La pulverizó, rabiosa, pero la bronca de Ibai se escuchó en Camerún. ¿Cómo se le ha ocurrido preguntarle cuándo?

—Dime dónde vamos, va —le suplica—. No me gustan las sorpresas.

—Esto es terapia de choque.

—Así que me va a doler.

—Más me dolerá a mí si me dices que no quieres arriesgarte.

Arriesgarse es la palabra.

De pronto salen del último recodo y el pueblo aparece en lo alto del repecho rocoso de la derecha, colgado igual que un pesebre en la montaña. Alrededor de la torre de la iglesia se arraciman las casas, apretadas unas con otras, como evidenciando la falta de espacio. Edurne sabe que es su destino porque Ibai reduce la velocidad y enfila el desvió de la carretera, que se convierte en una fuerte pendiente de un 15 por ciento hacia arriba.

Desembocan en una placita coqueta y hermosa, en la que el tiempo parece haberse detenido. Un bar, una tienda de comestibles, un puesto en el que hay de todo, desde periódicos y libros hasta objetos de mil diversa factura, la casa consistorial, la iglesia...

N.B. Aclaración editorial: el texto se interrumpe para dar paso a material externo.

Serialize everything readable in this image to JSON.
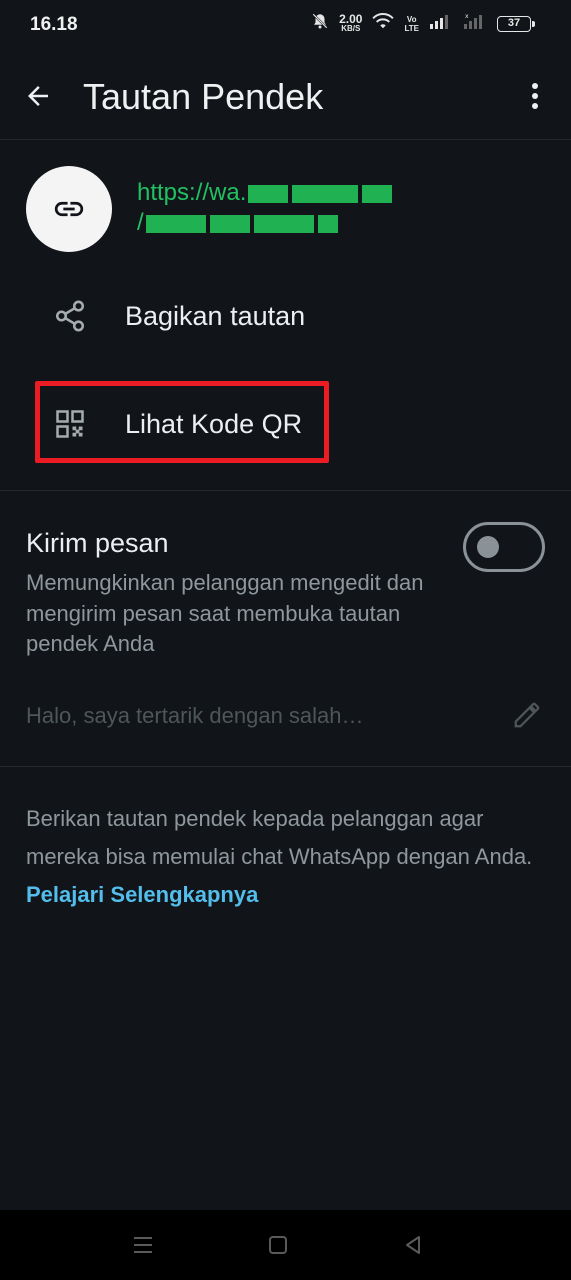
{
  "status_bar": {
    "time": "16.18",
    "net_speed_value": "2.00",
    "net_speed_unit": "KB/S",
    "volte_top": "Vo",
    "volte_bottom": "LTE",
    "battery": "37",
    "icons": [
      "mute-icon",
      "wifi-icon",
      "signal-icon",
      "battery-icon"
    ]
  },
  "app_bar": {
    "title": "Tautan Pendek",
    "icons": [
      "back-arrow-icon",
      "more-vert-icon"
    ]
  },
  "link": {
    "url_prefix": "https://wa.",
    "url_line2_prefix": "/"
  },
  "options": {
    "share_label": "Bagikan tautan",
    "qr_label": "Lihat Kode QR"
  },
  "send_message": {
    "title": "Kirim pesan",
    "description": "Memungkinkan pelanggan mengedit dan mengirim pesan saat membuka tautan pendek Anda",
    "toggle_on": false,
    "message_placeholder": "Halo, saya tertarik dengan salah…"
  },
  "info": {
    "text": "Berikan tautan pendek kepada pelanggan agar mereka bisa memulai chat WhatsApp dengan Anda.",
    "learn_more": "Pelajari Selengkapnya"
  },
  "colors": {
    "background": "#111418",
    "accent_green": "#21c063",
    "link_blue": "#53bdeb",
    "highlight_red": "#ec1c24"
  }
}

—Dejaremos el coche aquí —le informa su ex entrenador, candidato a volver a serlo—. Él vive aquí cerca.

Él.

Ya no pregunta. La espera toca a su fin. Bajan del automóvil ante la mirada curiosa de los escasos testigos de su llegada, casi todo ancianos jugando en las mesas exteriores del bar, y caminan apenas cincuenta metros. Ibai la sujeta del brazo, por si acaso, porque la calle está empedrada y es muy desigual. Justo al detenerse delante de una casa con una gran puerta de madera vieja y gastada, se lo dice.

—Se llama Iker Atoiz. No creo que hayas oído hablar de él. Es ciego, un gran deportista. Lo suyo eran los 5000 y los 10000 metros. Sólo pudo ir a unos Juegos y quedó tercero en 5000 y quinto en 10000. Bronce y diploma olímpico. Después su salud se complicó con otras cosas y tuvo que dejarlo. Pero, para él, fue lo mejor de su vida. Y lo habría sido igual aunque no hubiera subido al podio. En unas Olimpíadas hay visceralidad entre competidores. En los Paralímpicos, no. Son personas que tratan de superarse, nada más. Los dos que tuvo por delante en 5000 eran tan buenos como él, y los que dejó atrás lo mismo. ¿Qué más da? Todos querían ganar, sí, pero la solidaridad entre ellos era lo primero. Eso de «lo importante es participar» sólo se cumple rara vez. Y los Paralímpicos son su mayor exponente. Aunque si quieres ganar... también es lícito.